Neben dem Einstieg in der Wissenschaft oder in einem größeren Unternehmen gibt es weitere Optionen für Naturwissenschaftler: Sie können auch bei einem Start-up einsteigen oder aber Unternehmensberater werden. Der Berufseinstieg in einem jungen Unternehmen eignet sich besonders für diejenigen, die flache Hierarchien, Gestaltungsmöglichkeiten und Eigenverantwortung mögen und gern etwas aufbauen. Sie müssen dafür aber auch große Einsatzbereitschaft mitbringen, das Gehalt, das sie bekommen, ist geringer und nicht zuletzt besteht die Gefahr, dass das Unternehmen scheitert.

Um den Unterschied zwischen der Arbeit in einem großen Konzern im Vergleich zu einem Start-up klarzumachen, spricht der Biotech-Unternehmer Dirk Vetter gern von "Überlebenskampf versus Verteilungskampf". Vetter selbst startete in einem Konzern, ging dann unter die Gründer und hat seither drei Firmen mit aufgebaut. "Im Start-up wird viel Kraft darauf verwendet, ein Produkt am Markt durchzusetzen. In etablierten Unternehmen fließt dagegen viel Energie in Verteilungskämpfe zwischen Abteilungen", so seine Beobachtung.

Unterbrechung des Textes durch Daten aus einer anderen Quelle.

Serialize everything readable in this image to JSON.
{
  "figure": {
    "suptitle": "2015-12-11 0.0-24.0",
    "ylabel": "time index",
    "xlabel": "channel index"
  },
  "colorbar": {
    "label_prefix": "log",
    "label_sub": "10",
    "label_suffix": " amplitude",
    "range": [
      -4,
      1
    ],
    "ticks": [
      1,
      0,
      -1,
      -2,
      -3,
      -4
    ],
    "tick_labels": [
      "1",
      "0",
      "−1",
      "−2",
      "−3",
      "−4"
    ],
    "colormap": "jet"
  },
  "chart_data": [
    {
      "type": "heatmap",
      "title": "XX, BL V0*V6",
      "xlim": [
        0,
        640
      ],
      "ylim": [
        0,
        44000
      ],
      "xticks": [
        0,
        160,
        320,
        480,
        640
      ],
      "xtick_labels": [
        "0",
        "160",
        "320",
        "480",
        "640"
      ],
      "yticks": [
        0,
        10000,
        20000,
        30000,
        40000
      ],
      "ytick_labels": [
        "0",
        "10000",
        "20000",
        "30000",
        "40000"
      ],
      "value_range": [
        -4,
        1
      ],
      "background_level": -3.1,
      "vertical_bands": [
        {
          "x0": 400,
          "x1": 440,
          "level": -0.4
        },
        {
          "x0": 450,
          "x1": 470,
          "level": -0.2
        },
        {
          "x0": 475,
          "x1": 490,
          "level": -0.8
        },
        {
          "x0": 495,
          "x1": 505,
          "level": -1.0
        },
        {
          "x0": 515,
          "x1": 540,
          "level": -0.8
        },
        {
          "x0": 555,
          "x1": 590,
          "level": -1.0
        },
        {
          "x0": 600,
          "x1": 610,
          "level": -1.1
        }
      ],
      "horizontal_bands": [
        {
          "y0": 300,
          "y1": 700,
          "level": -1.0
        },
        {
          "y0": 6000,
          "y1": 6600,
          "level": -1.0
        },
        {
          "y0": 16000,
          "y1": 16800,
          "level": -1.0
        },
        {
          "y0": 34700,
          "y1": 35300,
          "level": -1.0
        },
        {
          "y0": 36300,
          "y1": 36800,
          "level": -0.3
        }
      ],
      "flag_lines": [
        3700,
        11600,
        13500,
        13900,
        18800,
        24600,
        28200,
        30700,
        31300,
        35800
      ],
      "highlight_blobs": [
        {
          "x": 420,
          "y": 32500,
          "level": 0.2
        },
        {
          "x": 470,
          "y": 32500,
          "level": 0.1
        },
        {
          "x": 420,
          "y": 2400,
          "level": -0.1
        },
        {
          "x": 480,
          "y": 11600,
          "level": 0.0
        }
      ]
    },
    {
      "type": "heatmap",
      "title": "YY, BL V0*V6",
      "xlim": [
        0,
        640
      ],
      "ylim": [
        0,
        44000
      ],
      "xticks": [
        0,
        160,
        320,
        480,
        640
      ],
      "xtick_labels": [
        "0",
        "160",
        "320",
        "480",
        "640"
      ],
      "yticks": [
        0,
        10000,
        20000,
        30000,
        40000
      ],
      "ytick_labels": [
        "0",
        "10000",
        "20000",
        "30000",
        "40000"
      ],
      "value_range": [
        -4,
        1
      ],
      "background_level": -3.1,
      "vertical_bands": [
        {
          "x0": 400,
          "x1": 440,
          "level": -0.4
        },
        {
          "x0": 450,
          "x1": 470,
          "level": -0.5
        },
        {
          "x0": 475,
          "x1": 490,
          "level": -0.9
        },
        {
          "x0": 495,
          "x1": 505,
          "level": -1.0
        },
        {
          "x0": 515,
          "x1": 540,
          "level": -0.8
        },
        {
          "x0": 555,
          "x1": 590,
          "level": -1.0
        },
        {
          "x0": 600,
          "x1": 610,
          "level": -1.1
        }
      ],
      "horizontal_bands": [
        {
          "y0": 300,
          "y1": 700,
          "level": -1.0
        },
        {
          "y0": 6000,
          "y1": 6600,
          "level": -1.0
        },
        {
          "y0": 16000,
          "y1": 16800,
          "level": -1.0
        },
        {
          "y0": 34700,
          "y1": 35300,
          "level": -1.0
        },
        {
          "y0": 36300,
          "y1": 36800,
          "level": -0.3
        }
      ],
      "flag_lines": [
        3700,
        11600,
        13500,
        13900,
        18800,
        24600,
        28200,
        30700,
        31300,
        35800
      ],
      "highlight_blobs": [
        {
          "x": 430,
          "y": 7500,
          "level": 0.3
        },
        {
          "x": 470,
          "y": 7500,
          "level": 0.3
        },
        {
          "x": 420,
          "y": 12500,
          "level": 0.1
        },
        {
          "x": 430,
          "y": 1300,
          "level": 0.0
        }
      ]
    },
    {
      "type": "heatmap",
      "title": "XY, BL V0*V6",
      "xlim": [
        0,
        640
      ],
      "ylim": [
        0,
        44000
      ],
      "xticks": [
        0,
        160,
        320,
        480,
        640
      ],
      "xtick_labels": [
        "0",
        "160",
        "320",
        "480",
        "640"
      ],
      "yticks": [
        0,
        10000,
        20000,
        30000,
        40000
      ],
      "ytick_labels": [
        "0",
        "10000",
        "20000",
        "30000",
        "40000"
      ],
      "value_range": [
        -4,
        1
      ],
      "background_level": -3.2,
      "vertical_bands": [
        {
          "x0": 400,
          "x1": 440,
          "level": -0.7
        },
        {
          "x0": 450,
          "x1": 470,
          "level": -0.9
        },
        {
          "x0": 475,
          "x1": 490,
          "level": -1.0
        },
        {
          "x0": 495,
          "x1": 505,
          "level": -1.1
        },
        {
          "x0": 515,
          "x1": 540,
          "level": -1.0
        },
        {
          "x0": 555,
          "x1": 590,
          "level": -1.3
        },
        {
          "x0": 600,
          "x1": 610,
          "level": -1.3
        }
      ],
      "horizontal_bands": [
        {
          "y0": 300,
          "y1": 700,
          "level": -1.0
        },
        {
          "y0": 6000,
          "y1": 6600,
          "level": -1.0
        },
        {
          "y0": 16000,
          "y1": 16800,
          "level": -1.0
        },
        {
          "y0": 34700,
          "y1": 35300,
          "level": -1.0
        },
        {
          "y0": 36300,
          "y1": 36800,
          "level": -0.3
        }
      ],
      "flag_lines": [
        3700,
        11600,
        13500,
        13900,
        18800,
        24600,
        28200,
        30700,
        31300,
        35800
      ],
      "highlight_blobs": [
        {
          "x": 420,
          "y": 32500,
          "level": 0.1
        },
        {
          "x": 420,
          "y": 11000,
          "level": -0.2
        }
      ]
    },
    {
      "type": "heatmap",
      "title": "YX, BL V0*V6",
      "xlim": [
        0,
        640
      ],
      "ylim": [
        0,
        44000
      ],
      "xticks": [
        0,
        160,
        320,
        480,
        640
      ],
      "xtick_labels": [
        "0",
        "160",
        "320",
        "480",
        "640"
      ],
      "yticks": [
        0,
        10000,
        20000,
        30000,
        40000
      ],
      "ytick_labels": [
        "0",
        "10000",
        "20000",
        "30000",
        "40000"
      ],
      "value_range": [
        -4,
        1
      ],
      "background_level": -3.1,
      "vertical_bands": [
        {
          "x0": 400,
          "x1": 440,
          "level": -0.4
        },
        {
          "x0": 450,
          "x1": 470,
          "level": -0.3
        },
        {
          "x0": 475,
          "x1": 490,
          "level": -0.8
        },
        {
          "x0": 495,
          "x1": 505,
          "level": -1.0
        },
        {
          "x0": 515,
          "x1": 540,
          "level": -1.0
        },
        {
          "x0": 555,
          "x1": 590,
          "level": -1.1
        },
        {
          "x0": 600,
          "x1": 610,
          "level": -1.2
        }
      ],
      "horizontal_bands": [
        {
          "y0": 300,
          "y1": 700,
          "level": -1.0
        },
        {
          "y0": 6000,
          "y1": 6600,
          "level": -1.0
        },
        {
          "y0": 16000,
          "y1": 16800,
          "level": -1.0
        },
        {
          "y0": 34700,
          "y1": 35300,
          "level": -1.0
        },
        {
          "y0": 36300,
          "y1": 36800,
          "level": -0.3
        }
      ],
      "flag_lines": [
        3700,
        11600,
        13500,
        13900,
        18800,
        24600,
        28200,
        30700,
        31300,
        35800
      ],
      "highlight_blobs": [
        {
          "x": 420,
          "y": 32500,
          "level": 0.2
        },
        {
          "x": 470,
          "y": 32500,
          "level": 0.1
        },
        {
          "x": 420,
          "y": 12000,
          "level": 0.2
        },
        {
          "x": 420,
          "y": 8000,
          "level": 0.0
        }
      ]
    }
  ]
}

Wer als Naturwissenschaftler selbst ein Unternehmen gründen wolle, brauche neben einer guten Idee vor allem ein gutes Team, betont Vetter. Besonders bei Ausgründungen aus der Hochschule müsse jemand mit wirtschaftlichem Sachverstand dabei sein, der die Idee auf Verdienstmöglichkeiten abklopfen und Investoren überzeugen kann. "In den Naturwissenschaften funktionieren Garagengründungen nicht, weil man in großem Stil auf Kapital für Labore und Ausrüstung angewiesen ist", sagt Vetter.

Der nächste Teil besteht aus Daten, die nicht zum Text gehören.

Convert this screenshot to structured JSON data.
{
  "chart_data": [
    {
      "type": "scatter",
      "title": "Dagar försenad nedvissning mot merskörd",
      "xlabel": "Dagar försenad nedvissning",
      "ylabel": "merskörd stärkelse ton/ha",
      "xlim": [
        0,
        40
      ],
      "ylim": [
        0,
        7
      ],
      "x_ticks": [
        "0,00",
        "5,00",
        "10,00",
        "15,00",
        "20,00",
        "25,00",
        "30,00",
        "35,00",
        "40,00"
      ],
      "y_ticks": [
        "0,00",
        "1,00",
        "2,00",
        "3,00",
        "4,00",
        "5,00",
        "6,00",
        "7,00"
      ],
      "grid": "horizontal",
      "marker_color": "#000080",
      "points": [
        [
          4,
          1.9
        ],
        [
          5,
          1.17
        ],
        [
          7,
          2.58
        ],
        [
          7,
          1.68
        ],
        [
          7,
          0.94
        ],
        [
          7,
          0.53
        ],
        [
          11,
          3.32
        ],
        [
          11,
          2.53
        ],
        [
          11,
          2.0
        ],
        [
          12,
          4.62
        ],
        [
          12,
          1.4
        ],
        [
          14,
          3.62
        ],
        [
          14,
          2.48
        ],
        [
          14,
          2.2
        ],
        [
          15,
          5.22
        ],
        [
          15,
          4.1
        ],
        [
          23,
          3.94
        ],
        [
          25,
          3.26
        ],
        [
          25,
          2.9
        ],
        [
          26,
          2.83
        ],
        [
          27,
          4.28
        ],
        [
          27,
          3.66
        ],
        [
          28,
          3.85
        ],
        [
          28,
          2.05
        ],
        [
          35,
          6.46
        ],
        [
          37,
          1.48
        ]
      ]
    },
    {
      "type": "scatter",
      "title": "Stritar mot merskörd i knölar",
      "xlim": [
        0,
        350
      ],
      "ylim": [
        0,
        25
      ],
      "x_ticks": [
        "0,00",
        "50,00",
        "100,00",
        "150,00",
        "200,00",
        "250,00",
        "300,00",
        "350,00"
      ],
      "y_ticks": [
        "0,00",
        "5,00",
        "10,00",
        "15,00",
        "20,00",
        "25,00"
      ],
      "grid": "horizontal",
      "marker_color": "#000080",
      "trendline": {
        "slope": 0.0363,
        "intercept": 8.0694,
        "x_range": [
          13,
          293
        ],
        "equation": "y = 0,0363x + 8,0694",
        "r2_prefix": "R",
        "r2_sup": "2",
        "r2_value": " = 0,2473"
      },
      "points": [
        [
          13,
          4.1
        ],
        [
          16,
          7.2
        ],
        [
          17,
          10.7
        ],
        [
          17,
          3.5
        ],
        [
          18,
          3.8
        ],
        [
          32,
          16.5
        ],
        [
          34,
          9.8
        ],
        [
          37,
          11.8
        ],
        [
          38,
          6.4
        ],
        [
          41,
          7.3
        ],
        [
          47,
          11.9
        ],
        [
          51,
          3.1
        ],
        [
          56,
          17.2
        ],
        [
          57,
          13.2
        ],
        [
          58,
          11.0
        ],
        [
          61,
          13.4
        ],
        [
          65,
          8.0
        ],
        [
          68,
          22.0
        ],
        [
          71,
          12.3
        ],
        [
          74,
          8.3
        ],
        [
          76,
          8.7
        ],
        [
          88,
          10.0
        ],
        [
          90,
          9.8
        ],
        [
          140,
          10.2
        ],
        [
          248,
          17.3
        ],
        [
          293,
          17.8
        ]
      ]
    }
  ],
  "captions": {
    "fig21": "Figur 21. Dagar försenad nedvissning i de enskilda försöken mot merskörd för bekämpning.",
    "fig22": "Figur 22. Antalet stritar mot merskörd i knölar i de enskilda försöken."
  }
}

Eine weitere Alternative für Naturwissenschaftler ist der Einstieg bei einer Unternehmensberatung. Bei der Boston Consulting Group (BCG) wird zum Beispiel fast jede vierte Stelle mit den Absolventen von naturwissenschaftlichen Studiengängen besetzt, und auch andere Beratungen werben unter Physikern, Biologen und Chemikern um Kandidaten für den Einstieg im Consulting.

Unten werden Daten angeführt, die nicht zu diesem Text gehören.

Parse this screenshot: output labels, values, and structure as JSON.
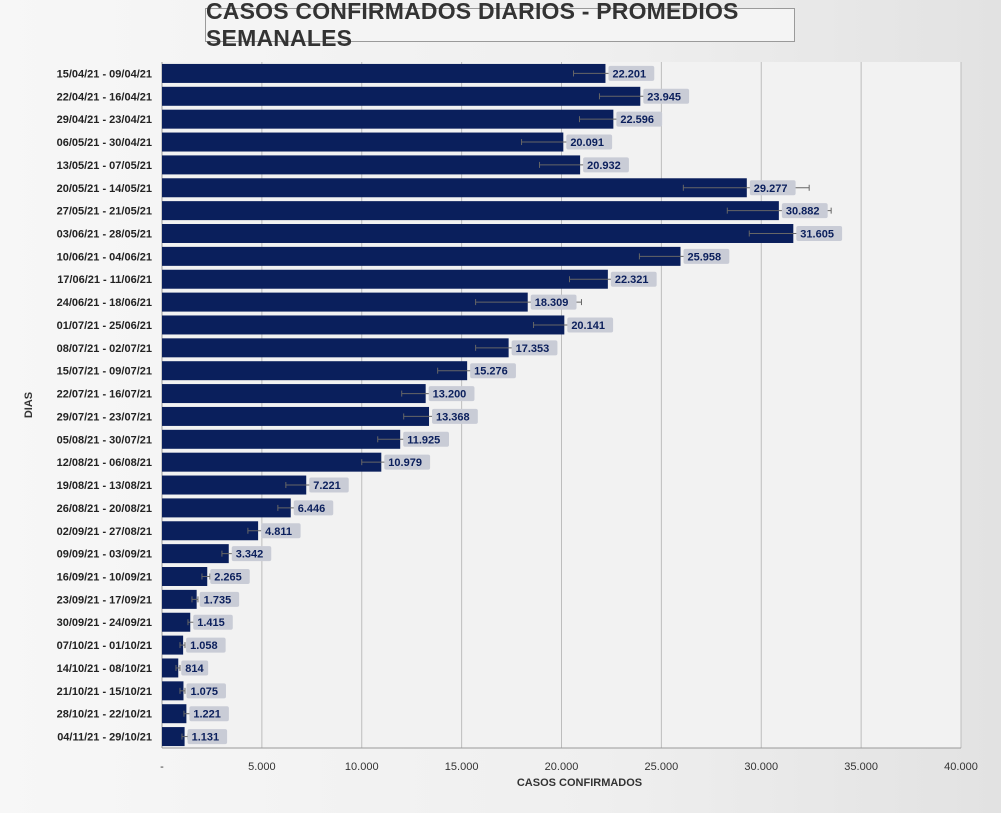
{
  "chart_data": {
    "type": "bar",
    "orientation": "horizontal",
    "title": "CASOS CONFIRMADOS DIARIOS - PROMEDIOS SEMANALES",
    "xlabel": "CASOS CONFIRMADOS",
    "ylabel": "DIAS",
    "xlim": [
      0,
      40000
    ],
    "x_ticks": [
      0,
      5000,
      10000,
      15000,
      20000,
      25000,
      30000,
      35000,
      40000
    ],
    "x_tick_labels": [
      "-",
      "5.000",
      "10.000",
      "15.000",
      "20.000",
      "25.000",
      "30.000",
      "35.000",
      "40.000"
    ],
    "grid": "vertical",
    "bar_color": "#0a1f5c",
    "categories": [
      "15/04/21 - 09/04/21",
      "22/04/21 - 16/04/21",
      "29/04/21 - 23/04/21",
      "06/05/21 - 30/04/21",
      "13/05/21 - 07/05/21",
      "20/05/21 - 14/05/21",
      "27/05/21 - 21/05/21",
      "03/06/21 - 28/05/21",
      "10/06/21 - 04/06/21",
      "17/06/21 - 11/06/21",
      "24/06/21 - 18/06/21",
      "01/07/21 - 25/06/21",
      "08/07/21 - 02/07/21",
      "15/07/21 - 09/07/21",
      "22/07/21 - 16/07/21",
      "29/07/21 - 23/07/21",
      "05/08/21 - 30/07/21",
      "12/08/21 - 06/08/21",
      "19/08/21 - 13/08/21",
      "26/08/21 - 20/08/21",
      "02/09/21 - 27/08/21",
      "09/09/21 - 03/09/21",
      "16/09/21 - 10/09/21",
      "23/09/21 - 17/09/21",
      "30/09/21 - 24/09/21",
      "07/10/21 - 01/10/21",
      "14/10/21 - 08/10/21",
      "21/10/21 - 15/10/21",
      "28/10/21 - 22/10/21",
      "04/11/21 - 29/10/21"
    ],
    "values": [
      22201,
      23945,
      22596,
      20091,
      20932,
      29277,
      30882,
      31605,
      25958,
      22321,
      18309,
      20141,
      17353,
      15276,
      13200,
      13368,
      11925,
      10979,
      7221,
      6446,
      4811,
      3342,
      2265,
      1735,
      1415,
      1058,
      814,
      1075,
      1221,
      1131
    ],
    "value_labels": [
      "22.201",
      "23.945",
      "22.596",
      "20.091",
      "20.932",
      "29.277",
      "30.882",
      "31.605",
      "25.958",
      "22.321",
      "18.309",
      "20.141",
      "17.353",
      "15.276",
      "13.200",
      "13.368",
      "11.925",
      "10.979",
      "7.221",
      "6.446",
      "4.811",
      "3.342",
      "2.265",
      "1.735",
      "1.415",
      "1.058",
      "814",
      "1.075",
      "1.221",
      "1.131"
    ],
    "error_bars": [
      [
        20600,
        23400
      ],
      [
        21900,
        25000
      ],
      [
        20900,
        22800
      ],
      [
        18000,
        21600
      ],
      [
        18900,
        21400
      ],
      [
        26100,
        32400
      ],
      [
        28300,
        33500
      ],
      [
        29400,
        33800
      ],
      [
        23900,
        27500
      ],
      [
        20400,
        23200
      ],
      [
        15700,
        21000
      ],
      [
        18600,
        20700
      ],
      [
        15700,
        18200
      ],
      [
        13800,
        16000
      ],
      [
        12000,
        13600
      ],
      [
        12100,
        13900
      ],
      [
        10800,
        12400
      ],
      [
        10000,
        11500
      ],
      [
        6200,
        7600
      ],
      [
        5800,
        6800
      ],
      [
        4300,
        5100
      ],
      [
        3000,
        3600
      ],
      [
        2000,
        2400
      ],
      [
        1500,
        1800
      ],
      [
        1300,
        1600
      ],
      [
        900,
        1150
      ],
      [
        700,
        900
      ],
      [
        900,
        1150
      ],
      [
        1100,
        1400
      ],
      [
        1000,
        1300
      ]
    ]
  }
}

Naturwissenschaftler seien sehr gut auf die Unternehmensberatung vorbereitet, weil sie eine hohe Methodenkompetenz hätten und wüssten, wie man komplexe Probleme löse, sagt Carsten Baumgärtner, Senior Partner und Chefrecruiter bei BCG. Viele seien sich ihrer Fähigkeiten jedoch nicht genügend bewusst. "Denkt darüber nach, was euch begeistert, bevor ihr 20 Jahre im Labor steht, nur weil es sich so ergeben hat", empfiehlt Baumgärtner. Betriebswirtschaftliche Kenntnisse können Naturwissenschaftlern im Bewerbungsprozess helfen, sind aber keine Einstellungsvoraussetzung. Alle Fachfremden erhalten zu Anfang einen Crashkurs in BWL.